Expectations have risen as a result. What was, in our parents' days, merely an aspiration, is now a given. Unfortunately, those dizzying expectations have also created a very unhappy generation, buffeted by the vicissitudes of a rollercoaster financial system, driven by an ever increasing thirst for corporate profits and shareholder value. When things go wrong, as they recently did, the pervading gloom becomes endemic, a self fulfilling prophecy spreading by contagion, feeding on itself.


How do you stay above this? Is it even possible not be affected by the miasma of misery that seems to be everywhere?


I remember, as a teenager, paying a visit to our local mission, run by an organisation called the Bharat Sevashram Sangh. There was one monk in paricular who impressed me. He was young, very spare, and unfailingly cheerful, and I decided to find out what made him tick.
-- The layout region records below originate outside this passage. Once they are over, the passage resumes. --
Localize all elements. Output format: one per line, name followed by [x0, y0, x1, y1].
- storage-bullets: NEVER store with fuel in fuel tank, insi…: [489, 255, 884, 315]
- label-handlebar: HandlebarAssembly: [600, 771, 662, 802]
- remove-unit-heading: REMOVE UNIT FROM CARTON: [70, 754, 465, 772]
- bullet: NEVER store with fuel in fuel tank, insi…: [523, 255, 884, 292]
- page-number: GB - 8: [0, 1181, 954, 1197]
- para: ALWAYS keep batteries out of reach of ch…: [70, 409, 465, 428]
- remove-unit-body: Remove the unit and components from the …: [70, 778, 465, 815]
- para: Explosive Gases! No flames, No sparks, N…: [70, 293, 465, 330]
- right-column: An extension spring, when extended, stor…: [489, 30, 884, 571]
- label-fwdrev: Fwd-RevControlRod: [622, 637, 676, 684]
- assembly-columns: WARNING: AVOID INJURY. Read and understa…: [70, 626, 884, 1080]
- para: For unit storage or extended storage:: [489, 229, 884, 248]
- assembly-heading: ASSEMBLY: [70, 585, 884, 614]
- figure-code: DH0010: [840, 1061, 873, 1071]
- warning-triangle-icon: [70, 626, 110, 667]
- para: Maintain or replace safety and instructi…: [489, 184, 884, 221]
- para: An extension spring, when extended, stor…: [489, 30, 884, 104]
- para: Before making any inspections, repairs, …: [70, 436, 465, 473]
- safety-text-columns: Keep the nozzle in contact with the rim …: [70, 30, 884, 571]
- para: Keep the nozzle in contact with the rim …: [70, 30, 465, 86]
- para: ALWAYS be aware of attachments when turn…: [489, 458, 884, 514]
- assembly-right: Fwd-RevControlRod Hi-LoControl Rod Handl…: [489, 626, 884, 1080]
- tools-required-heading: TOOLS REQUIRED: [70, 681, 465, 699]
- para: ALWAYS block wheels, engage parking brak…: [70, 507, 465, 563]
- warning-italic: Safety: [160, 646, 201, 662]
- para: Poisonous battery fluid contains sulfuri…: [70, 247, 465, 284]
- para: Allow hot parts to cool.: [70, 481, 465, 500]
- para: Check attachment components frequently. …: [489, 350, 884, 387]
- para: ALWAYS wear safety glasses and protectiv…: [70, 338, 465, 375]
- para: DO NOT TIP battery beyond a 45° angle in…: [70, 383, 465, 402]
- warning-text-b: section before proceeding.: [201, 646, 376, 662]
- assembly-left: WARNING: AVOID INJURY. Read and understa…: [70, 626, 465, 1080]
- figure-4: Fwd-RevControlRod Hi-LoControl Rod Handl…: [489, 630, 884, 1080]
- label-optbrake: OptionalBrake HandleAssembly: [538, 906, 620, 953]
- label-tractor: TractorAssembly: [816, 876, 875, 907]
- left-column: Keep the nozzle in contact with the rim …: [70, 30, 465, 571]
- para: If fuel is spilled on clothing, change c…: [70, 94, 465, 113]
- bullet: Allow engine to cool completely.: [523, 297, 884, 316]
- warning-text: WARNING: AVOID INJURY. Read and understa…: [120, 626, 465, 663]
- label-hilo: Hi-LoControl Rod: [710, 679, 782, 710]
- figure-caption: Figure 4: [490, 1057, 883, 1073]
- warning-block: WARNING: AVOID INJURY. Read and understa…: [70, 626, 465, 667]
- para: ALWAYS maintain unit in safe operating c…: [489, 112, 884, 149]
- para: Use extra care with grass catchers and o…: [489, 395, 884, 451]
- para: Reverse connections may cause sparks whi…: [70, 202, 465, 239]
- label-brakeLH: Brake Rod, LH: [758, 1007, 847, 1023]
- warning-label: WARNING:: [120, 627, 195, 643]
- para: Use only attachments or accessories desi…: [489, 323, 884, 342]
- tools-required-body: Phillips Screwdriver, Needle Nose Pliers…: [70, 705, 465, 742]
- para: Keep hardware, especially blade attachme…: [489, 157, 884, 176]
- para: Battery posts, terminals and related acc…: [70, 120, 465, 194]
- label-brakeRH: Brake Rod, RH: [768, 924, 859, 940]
His dwelling quarters comprised a single room. There was a bed with the thinnest of mattresses to cushion his ramrod straight back, a spare pillow, a table, a cushionless chair for prayer and rumination, and a humble bookcase packed with books that told stories of God, knowledge and other aesthetic pleasures. That was it.


Sworn to celibacy for life, he woke every morning at 4 AM, exercised, and got down to the sacristy for morning prayers. Breakfast was as spartan and basic as his environs, followed by a session he spent with orphans from the local community, who lived at the Sangh and studied there.


During the myriad natural diasters that India seems to have more than her share of, the young ascetic would be called out at a moment's notice to travel hundreds of miles and serve the needy and dying, providing what little succour he could, armed only with a smile and very scarce resources garnered through donations.


Yet, despite that monastic existence, that life shorn of any vestige of material pleasure, job prospects, company pensions, and whatever it is that people take for granted these days, I can honestly say that he was one of the happiest persons I have ever known. The light of self-denial shone in his eyes, and he had a bearing that told of a man utterly at peace with himself.


I don't know where he is now, where destiny has taken him, but he strides my memories resplendently like a beacon of light on a dark night, exhorting me to simplify my life and go back to the basic tenets of austerity he epitomised.